A current speculation in the currently silenced Russian military means, fearing the repression that affects everyone who talks about the “special military operation” in the country, is that Warsaw could send a peacekeeping force to the territories of western Ukraine, and the government from Kiev would move to the capital of those areas, Lviv.
How to do this without starting World War III is another matter. But the pressure is on to adopt a protocol for the contingency, betting that all Putin’s bravado about punishing anyone who meddles in his war with nuclear weapons is just that.
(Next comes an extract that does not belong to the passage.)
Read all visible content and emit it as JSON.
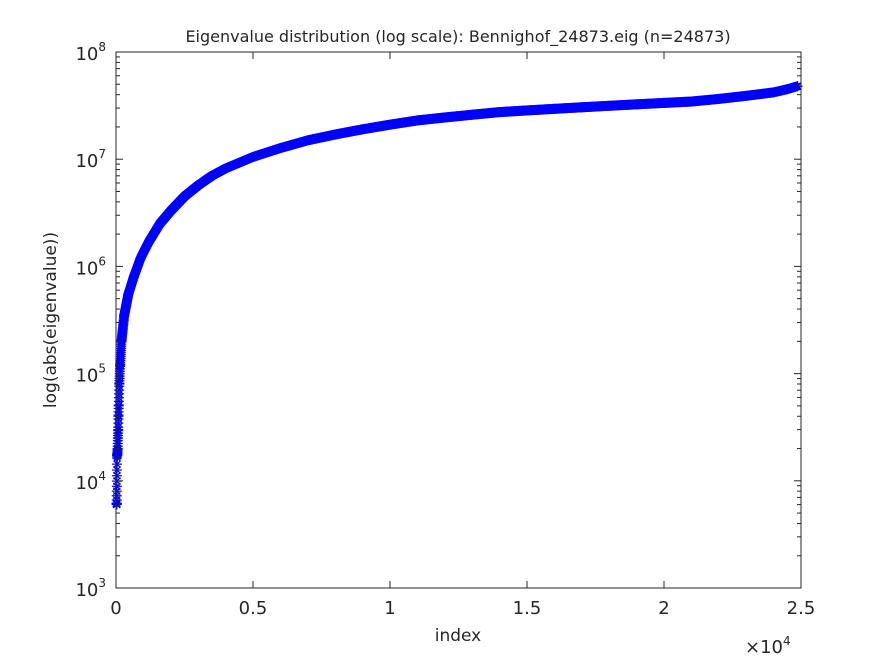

There is still room, in the Western reaction, to try to put the bell further on the neck of Xi Jinping’s China, a Putin ally who does not condemn the war but officially rejects giving any economic or military support to Moscow. With an eye on the spoils of the crisis, Beijing might also have counted on a quick Russian victory and is now seeking utmost caution.
But on Thursday, Norwegian NATO Secretary General Jens Stoltenberg said Beijing was supporting Putin politically, using “blatant lies”. With Biden’s appetite to stay focused on his long-term, strategic rival, it’s predictable that more accusations will follow.
The Western rush is also due to the growing fear that the cracks in the fabric that united countries against Putin will begin to become cracks, and that the price of adopting the sanctions regime will begin to be felt more in their own economies – in addition to hydrocarbons. , fertilizers that have in Russia a major producer are already at the highest prices in history, which affects the entire food chain in the world.
Meanwhile, Death follows his tour of Ukrainian countryside and cities. There is no reliable data on the cost of the war, but the thousands are credible. They add to the 14,000 who had died since 2014, when Putin reacted to the fall of a friendly government in Kiev with annexation and civil war in Donbass.